Singing the Gospel along Scotland’s North-East Coast, 1859-2009

Editor: Northern Scotland’s Evangelical revival is an important aspect of religious cultural and tradition which this  book, published in the SOAS Musicology series, carefully describes, drawing on local archives, museums, heritage centres and oral accounts.  The book details how music and worship followed fishing boats around coastal communities, popular forms of religious music becoming part of a day-to-day pattern of work and relaxation.  This is a lively and evolving tradition: the author pays attention to the technologies of transmission (a ship’s radio) as well as the contributions of individual performers and groups, placing local practices in Scottish historical as well as wider international sacred contexts. 

Sacred musical expression has been and continues to be a hugely important aspect of daily life for many people living and working in Scotland, and no more so than in the fishing communities of North-East Scotland. Singing gospel hymns has been part of the daily soundscape of fisher life for generations, and this was especially so from 1860 and 1960 in the wake of some hugely influential Evangelical Christian revivals in the region including the Great Awakening of 1859-60, the missionary visits of Moody and Sankey to the region in 1874, and the Fisher revival in 1920-21. These revivals attracted thousands of participants, mostly from the fisher communities, and were characterised by extended daily revivals meetings which often ran late into the night and involved extensive hymn singing, prayer, and conversions among those in attendance. The revivals gave the impetus for the establishment, and further establishment, of a repertoire of gospel hymnody which was embraced by the fishing population and sung not only in the church, but across many areas of daily life including whilst at work, in the home, and in secular performance contexts.
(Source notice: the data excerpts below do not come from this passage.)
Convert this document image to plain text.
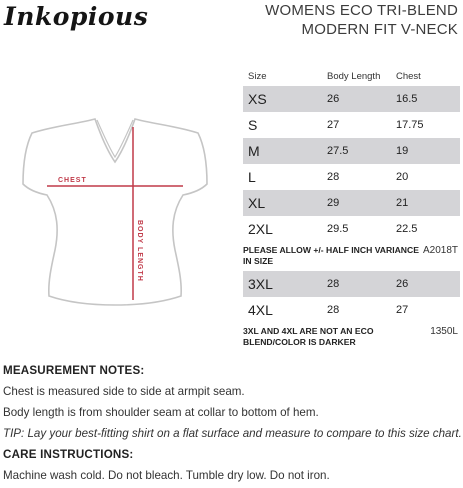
Inkopious	WOMENS ECO TRI-BLEND
MODERN FIT V-NECK
CHEST
BODY LENGTH
Size	Body Length	Chest
XS	26	16.5
S	27	17.75
M	27.5	19
L	28	20
XL	29	21
2XL	29.5	22.5
PLEASE ALLOW +/- HALF INCH VARIANCE IN SIZE
A2018T
3XL	28	26
4XL	28	27
3XL AND 4XL ARE NOT AN ECO BLEND/COLOR IS DARKER
1350L
MEASUREMENT NOTES:
Chest is measured side to side at armpit seam.
Body length is from shoulder seam at collar to bottom of hem.
TIP: Lay your best-fitting shirt on a flat surface and measure to compare to this size chart.
CARE INSTRUCTIONS:
Machine wash cold. Do not bleach. Tumble dry low. Do not iron.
Hymns such as ‘Will Your Anchor Hold’, ‘Let the Lower Lights be Burning’, and ‘Sweet By-and-By’, full of nautical imagery and metaphors, became particularly popular and held special significance in the daily lived experiences of those working both at sea and ashore. Following the visits of Moody and Sankey, harmoniums became popular instruments for accompanying the hymns both in the church and the home.

Perhaps one of the most interesting and unique aspect of the gospel hymnody tradition was the singing which took place over the ship’s radio. After the introduction of the ships radio in the mid-twentieth century, fishermen would regularly take to the wheelhouse and sing hymns over the radio to the fishing boats nearby and family and friends ashore. One particular singer, Jim Mair, was famous in the communities for his singing in this way and his nightly ‘request shows’ during the time of the Seine Net fishing. Singing the Gospel along Scotland’s North-East Coast, 1859-2009, based on research the author conducted in the region from 2005-2009, explores these multidimensional aspects of gospel singing in the fisher communities, paying particular attention to the ways in which sacred singing has both reflected and reinforced the occupational and community identities of the singers.

Frances Wilkins is senior lecturer in ethnomusicology at The Elphinstone Institute, University of Aberdeen. Her research interests including Scottish sacred singing traditions and fiddle music among the Eeyou people living in the James Bay region of Canada. She is currently in receipt of a British Academy research fellowship to further explore sacred singing traditions in the West Highlands and Western Isles.